Se sentó en una plazoleta, y se
acurrucó en un rincón entre dos casas. El frío se apoderaba de ella y
entumecía sus miembros; pero no se atrevía a presentarse en su casa;
volvía con todos los fósforos y sin una sola moneda. Su madrastra la
maltrataría, y, además, en su casa hacía también mucho frío. Vivían
bajo el tejado y el viento soplaba allí con furia, aunque las mayores
aberturas habían sido tapadas con paja y trapos viejos. Sus manecitas
estaban casi yertas de frío. ¡Ah! ¡Cuánto placer le causaría
calentarse con una cerillita! ¡Si se atreviera a sacar una sola de la
caja, a frotarla en la pared y a calentarse los dedos! Sacó una.
¡Rich! ¡Cómo alumbraba y cómo ardía! Despedía una llama clara y
caliente como la de una velita cuando la rodeó con su mano. ¡Qué luz
tan hermosa! Creía la niña que estaba sentada en una gran chimenea de
hierro, adornada con bolas y cubierta con una capa de latón
reluciente. ¡Ardía el fuego allí de un modo tan hermoso! ¡Calentaba
tan bien!No podía dejar de mirar con admiración aquellos colores tan
vivos que la embelesaban con su apreciado calor, era como si las
llamas la acurrucaran entre sus brazos para protegerla del duro frío
del invierno.
Pero todo acaba en el mundo. La niña extendió sus piececillos para
calentarlos también; más la llama se apagó: ya no le quedaba a la niña
en la mano más que un pedacito de cerilla. Frotó otra, que ardió y
brilló como la primera; y allí donde la luz cayó sobre la pared, se
hizo tan transparente como una gasa. La niña creyó ver una habitación
en que la mesa estaba cubierta por un blanco mantel resplandeciente
con finas porcelanas, y sobre el cual un pavo asado y relleno de
trufas exhalaba un perfume delicioso. ¡Oh sorpresa! ¡Oh felicidad! De
pronto tuvo la ilusión de que el ave saltaba de su plato sobre el
pavimento con el tenedor y el cuchillo clavados en la pechuga, y
rodaba hasta llegar a sus piececitos. Pero la segunda cerilla se
apagó, y no vio ante sí más que la pared impenetrable y fría.

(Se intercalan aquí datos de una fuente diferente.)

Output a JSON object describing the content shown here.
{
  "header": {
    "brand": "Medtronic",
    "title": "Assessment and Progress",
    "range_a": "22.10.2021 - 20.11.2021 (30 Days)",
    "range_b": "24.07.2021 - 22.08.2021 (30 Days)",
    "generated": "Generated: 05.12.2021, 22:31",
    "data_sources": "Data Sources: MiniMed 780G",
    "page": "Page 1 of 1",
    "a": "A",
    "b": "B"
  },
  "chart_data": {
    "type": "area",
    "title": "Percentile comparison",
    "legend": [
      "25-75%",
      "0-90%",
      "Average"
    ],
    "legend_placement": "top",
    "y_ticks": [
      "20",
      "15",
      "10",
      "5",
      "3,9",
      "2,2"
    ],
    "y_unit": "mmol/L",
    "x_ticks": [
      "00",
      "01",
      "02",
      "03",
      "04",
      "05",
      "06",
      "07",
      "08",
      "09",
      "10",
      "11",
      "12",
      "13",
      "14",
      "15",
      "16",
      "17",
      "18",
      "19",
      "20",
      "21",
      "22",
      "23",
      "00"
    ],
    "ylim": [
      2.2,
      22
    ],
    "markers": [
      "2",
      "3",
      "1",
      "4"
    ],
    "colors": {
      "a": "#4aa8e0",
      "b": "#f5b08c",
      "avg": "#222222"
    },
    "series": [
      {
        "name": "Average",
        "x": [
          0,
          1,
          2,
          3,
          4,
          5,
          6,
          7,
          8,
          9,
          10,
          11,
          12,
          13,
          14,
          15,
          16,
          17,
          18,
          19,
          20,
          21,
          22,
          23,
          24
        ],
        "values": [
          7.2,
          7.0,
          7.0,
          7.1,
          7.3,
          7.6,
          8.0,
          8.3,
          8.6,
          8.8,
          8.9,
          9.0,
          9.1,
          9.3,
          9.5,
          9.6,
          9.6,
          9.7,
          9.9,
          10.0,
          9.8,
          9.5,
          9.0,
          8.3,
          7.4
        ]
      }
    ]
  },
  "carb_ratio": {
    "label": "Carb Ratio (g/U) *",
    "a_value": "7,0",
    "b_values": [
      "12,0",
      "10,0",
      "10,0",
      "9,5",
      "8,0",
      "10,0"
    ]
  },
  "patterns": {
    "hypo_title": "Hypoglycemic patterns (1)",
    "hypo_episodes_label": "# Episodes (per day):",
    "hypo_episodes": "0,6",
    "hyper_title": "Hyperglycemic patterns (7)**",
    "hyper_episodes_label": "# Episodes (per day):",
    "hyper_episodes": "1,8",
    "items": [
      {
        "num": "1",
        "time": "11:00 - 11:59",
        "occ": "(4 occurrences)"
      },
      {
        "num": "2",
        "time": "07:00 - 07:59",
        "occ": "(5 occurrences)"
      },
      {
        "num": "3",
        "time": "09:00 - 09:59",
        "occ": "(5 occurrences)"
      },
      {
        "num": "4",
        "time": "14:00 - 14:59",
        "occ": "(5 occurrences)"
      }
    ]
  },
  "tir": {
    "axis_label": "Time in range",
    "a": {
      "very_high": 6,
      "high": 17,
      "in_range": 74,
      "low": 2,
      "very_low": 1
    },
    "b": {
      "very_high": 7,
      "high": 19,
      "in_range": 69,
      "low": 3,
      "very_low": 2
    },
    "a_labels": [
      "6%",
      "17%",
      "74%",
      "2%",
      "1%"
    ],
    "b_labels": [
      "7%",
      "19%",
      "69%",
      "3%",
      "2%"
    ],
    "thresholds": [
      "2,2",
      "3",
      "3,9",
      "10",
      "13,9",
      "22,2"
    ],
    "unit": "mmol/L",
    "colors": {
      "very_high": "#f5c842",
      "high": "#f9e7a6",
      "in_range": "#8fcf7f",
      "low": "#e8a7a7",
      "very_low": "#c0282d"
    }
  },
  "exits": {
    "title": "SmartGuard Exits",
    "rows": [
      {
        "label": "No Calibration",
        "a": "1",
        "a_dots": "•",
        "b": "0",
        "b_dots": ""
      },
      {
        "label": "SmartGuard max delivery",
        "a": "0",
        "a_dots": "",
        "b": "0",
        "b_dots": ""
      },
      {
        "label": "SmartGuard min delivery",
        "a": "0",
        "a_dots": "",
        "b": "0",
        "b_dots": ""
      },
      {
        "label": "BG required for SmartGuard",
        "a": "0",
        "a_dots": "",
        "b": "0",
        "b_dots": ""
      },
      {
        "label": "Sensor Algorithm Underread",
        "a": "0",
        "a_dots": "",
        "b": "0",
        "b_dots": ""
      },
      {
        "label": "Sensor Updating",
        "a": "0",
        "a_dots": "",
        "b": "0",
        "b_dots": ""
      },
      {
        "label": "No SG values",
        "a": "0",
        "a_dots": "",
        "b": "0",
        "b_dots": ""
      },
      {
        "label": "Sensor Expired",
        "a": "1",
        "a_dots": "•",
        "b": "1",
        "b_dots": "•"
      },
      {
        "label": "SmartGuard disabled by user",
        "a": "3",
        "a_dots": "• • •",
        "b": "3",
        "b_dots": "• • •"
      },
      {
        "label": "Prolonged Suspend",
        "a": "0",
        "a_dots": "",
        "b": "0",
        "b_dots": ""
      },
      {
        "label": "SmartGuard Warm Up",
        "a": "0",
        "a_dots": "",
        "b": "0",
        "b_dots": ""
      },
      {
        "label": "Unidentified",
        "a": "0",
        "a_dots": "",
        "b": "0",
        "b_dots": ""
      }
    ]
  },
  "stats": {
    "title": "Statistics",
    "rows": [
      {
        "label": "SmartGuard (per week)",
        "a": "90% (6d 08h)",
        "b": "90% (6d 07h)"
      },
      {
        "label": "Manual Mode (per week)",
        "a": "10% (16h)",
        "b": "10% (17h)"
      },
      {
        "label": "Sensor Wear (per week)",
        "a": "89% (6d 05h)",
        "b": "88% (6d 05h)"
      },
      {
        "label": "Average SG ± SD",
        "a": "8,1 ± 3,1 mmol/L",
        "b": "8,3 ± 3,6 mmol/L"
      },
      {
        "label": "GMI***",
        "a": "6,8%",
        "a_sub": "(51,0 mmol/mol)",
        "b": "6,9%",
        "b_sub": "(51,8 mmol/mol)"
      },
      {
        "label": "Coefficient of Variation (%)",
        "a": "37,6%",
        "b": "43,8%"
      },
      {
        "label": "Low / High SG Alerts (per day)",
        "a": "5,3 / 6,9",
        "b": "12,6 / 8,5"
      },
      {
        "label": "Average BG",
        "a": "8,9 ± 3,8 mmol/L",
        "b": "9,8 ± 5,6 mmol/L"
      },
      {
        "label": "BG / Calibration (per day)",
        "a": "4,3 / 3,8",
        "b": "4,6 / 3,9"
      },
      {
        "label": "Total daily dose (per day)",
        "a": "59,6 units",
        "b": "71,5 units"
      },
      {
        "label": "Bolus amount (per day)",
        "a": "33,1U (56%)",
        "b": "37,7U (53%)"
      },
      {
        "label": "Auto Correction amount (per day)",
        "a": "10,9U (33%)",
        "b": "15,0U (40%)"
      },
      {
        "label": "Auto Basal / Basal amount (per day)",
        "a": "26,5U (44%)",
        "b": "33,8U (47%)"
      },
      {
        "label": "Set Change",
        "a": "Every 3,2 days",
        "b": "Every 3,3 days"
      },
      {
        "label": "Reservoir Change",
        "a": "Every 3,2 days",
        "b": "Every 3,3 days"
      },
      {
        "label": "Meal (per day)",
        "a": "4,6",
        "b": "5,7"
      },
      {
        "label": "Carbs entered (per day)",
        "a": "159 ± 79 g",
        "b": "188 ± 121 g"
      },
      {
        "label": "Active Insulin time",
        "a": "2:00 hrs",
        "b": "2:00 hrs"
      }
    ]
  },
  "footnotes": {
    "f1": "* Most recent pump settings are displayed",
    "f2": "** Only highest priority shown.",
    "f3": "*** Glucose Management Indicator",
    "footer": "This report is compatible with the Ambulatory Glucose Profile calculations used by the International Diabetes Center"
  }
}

Encendió un nuevo fósforo. Creyó entonces verse sentada cerca de un
magnífico nacimiento: era más rico y mayor que todos los que había
visto en aquellos días en el escaparate de los más ricos comercios.
Mil luces ardían en los arbolillos; los pastores y zagalas parecían
moverse y sonreír a la niña. Ésta, embelesada, levantó entonces las
dos manos, y el fósforo se apagó. Todas las luces del nacimiento se
elevaron, y comprendió entonces que no eran más que estrellas. Una de
ellas pasó trazando una línea de fuego en el cielo. La pequeña miró la
estrella fíjamente, sin poder apartar la vista de ella, era tan
hermosa que sus ojos se resistían a pensar en lo efímero de su
resplandor. Y con este pensamiento, la vendedora de fósforos sintió
como el cansancio la vencía y en pocos minutos, a soñar a la luz de
las estrellas, que no dejaban de acunarla. Era como si desde arriba,
pudiera notar el cálido aliento de los luceros que la consolaban y
cuidaban para protegerla del frío en la Navidad.

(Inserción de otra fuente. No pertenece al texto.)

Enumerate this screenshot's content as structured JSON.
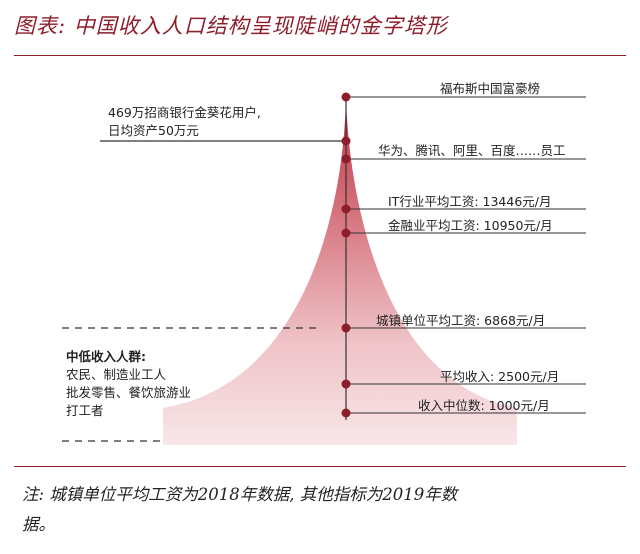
{
  "title": "图表: 中国收入人口结构呈现陡峭的金字塔形",
  "left_callout": {
    "line1": "469万招商银行金葵花用户,",
    "line2": "日均资产50万元"
  },
  "levels": [
    "福布斯中国富豪榜",
    "华为、腾讯、阿里、百度……员工",
    "IT行业平均工资: 13446元/月",
    "金融业平均工资: 10950元/月",
    "城镇单位平均工资: 6868元/月",
    "平均收入: 2500元/月",
    "收入中位数: 1000元/月"
  ],
  "low_income_group": {
    "title": "中低收入人群:",
    "line1": "农民、制造业工人",
    "line2": "批发零售、餐饮旅游业",
    "line3": "打工者"
  },
  "note": {
    "line1": "注: 城镇单位平均工资为2018年数据, 其他指标为2019年数",
    "line2": "据。"
  },
  "colors": {
    "accent": "#8e1d2a",
    "shape_top": "#c0404f",
    "shape_bottom": "#f7e4e6"
  }
}
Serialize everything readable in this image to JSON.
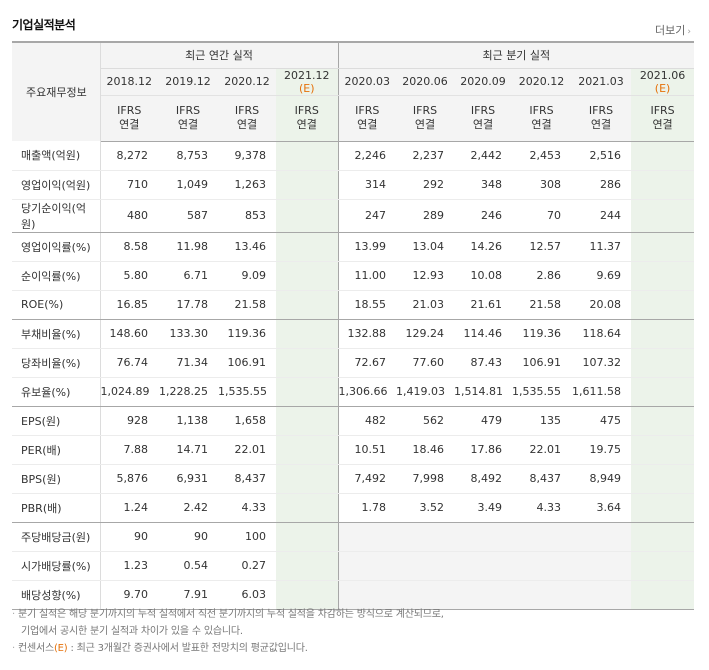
{
  "section_title": "기업실적분석",
  "more_label": "더보기",
  "corner_label": "주요재무정보",
  "annual_group": "최근 연간 실적",
  "quarter_group": "최근 분기 실적",
  "periods": [
    {
      "label": "2018.12",
      "est": ""
    },
    {
      "label": "2019.12",
      "est": ""
    },
    {
      "label": "2020.12",
      "est": ""
    },
    {
      "label": "2021.12",
      "est": "(E)"
    },
    {
      "label": "2020.03",
      "est": ""
    },
    {
      "label": "2020.06",
      "est": ""
    },
    {
      "label": "2020.09",
      "est": ""
    },
    {
      "label": "2020.12",
      "est": ""
    },
    {
      "label": "2021.03",
      "est": ""
    },
    {
      "label": "2021.06",
      "est": "(E)"
    }
  ],
  "ifrs_top": "IFRS",
  "ifrs_bottom": "연결",
  "rows": [
    {
      "label": "매출액(억원)",
      "values": [
        "8,272",
        "8,753",
        "9,378",
        "",
        "2,246",
        "2,237",
        "2,442",
        "2,453",
        "2,516",
        ""
      ]
    },
    {
      "label": "영업이익(억원)",
      "values": [
        "710",
        "1,049",
        "1,263",
        "",
        "314",
        "292",
        "348",
        "308",
        "286",
        ""
      ]
    },
    {
      "label": "당기순이익(억원)",
      "values": [
        "480",
        "587",
        "853",
        "",
        "247",
        "289",
        "246",
        "70",
        "244",
        ""
      ]
    },
    {
      "label": "영업이익률(%)",
      "values": [
        "8.58",
        "11.98",
        "13.46",
        "",
        "13.99",
        "13.04",
        "14.26",
        "12.57",
        "11.37",
        ""
      ]
    },
    {
      "label": "순이익률(%)",
      "values": [
        "5.80",
        "6.71",
        "9.09",
        "",
        "11.00",
        "12.93",
        "10.08",
        "2.86",
        "9.69",
        ""
      ]
    },
    {
      "label": "ROE(%)",
      "values": [
        "16.85",
        "17.78",
        "21.58",
        "",
        "18.55",
        "21.03",
        "21.61",
        "21.58",
        "20.08",
        ""
      ]
    },
    {
      "label": "부채비율(%)",
      "values": [
        "148.60",
        "133.30",
        "119.36",
        "",
        "132.88",
        "129.24",
        "114.46",
        "119.36",
        "118.64",
        ""
      ]
    },
    {
      "label": "당좌비율(%)",
      "values": [
        "76.74",
        "71.34",
        "106.91",
        "",
        "72.67",
        "77.60",
        "87.43",
        "106.91",
        "107.32",
        ""
      ]
    },
    {
      "label": "유보율(%)",
      "values": [
        "1,024.89",
        "1,228.25",
        "1,535.55",
        "",
        "1,306.66",
        "1,419.03",
        "1,514.81",
        "1,535.55",
        "1,611.58",
        ""
      ]
    },
    {
      "label": "EPS(원)",
      "values": [
        "928",
        "1,138",
        "1,658",
        "",
        "482",
        "562",
        "479",
        "135",
        "475",
        ""
      ]
    },
    {
      "label": "PER(배)",
      "values": [
        "7.88",
        "14.71",
        "22.01",
        "",
        "10.51",
        "18.46",
        "17.86",
        "22.01",
        "19.75",
        ""
      ]
    },
    {
      "label": "BPS(원)",
      "values": [
        "5,876",
        "6,931",
        "8,437",
        "",
        "7,492",
        "7,998",
        "8,492",
        "8,437",
        "8,949",
        ""
      ]
    },
    {
      "label": "PBR(배)",
      "values": [
        "1.24",
        "2.42",
        "4.33",
        "",
        "1.78",
        "3.52",
        "3.49",
        "4.33",
        "3.64",
        ""
      ]
    },
    {
      "label": "주당배당금(원)",
      "values": [
        "90",
        "90",
        "100",
        "",
        "",
        "",
        "",
        "",
        "",
        ""
      ]
    },
    {
      "label": "시가배당률(%)",
      "values": [
        "1.23",
        "0.54",
        "0.27",
        "",
        "",
        "",
        "",
        "",
        "",
        ""
      ]
    },
    {
      "label": "배당성향(%)",
      "values": [
        "9.70",
        "7.91",
        "6.03",
        "",
        "",
        "",
        "",
        "",
        "",
        ""
      ]
    }
  ],
  "notes": {
    "line1": "분기 실적은 해당 분기까지의 누적 실적에서 직전 분기까지의 누적 실적을 차감하는 방식으로 계산되므로,",
    "line2": "기업에서 공시한 분기 실적과 차이가 있을 수 있습니다.",
    "line3_a": "컨센서스",
    "line3_e": "(E)",
    "line3_b": " : 최근 3개월간 증권사에서 발표한 전망치의 평균값입니다."
  }
}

Sin embargo, Cuando llegó el nuevo día seguía sentada la niña entre
las dos casas, con las mejillas rojas y la sonrisa en los labios.

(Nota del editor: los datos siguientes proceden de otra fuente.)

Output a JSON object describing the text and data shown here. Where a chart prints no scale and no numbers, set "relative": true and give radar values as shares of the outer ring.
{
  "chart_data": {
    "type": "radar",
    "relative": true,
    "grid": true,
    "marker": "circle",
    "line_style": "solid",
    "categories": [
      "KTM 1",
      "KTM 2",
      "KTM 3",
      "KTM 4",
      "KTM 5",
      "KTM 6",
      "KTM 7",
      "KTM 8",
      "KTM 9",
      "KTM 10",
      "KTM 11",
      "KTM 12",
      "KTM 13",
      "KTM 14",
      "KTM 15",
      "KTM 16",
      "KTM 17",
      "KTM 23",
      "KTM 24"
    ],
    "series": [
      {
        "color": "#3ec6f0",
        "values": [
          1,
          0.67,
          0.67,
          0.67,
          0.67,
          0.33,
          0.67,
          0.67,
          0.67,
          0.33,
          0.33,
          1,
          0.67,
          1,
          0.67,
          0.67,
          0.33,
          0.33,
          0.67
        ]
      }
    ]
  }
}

¡Muerta, muerta de frío en la Nochebuena! El sol iluminó a aquel
tierno ser sentado allí con las cajas de cerillas, de las cuales una
había ardido por completo. Lo que nadie sabía es que la niña estaba
ahora en un lugar mejor, un lugar en el que nunca más buscaría la
compañía de las estrellas para no encontrarse sola.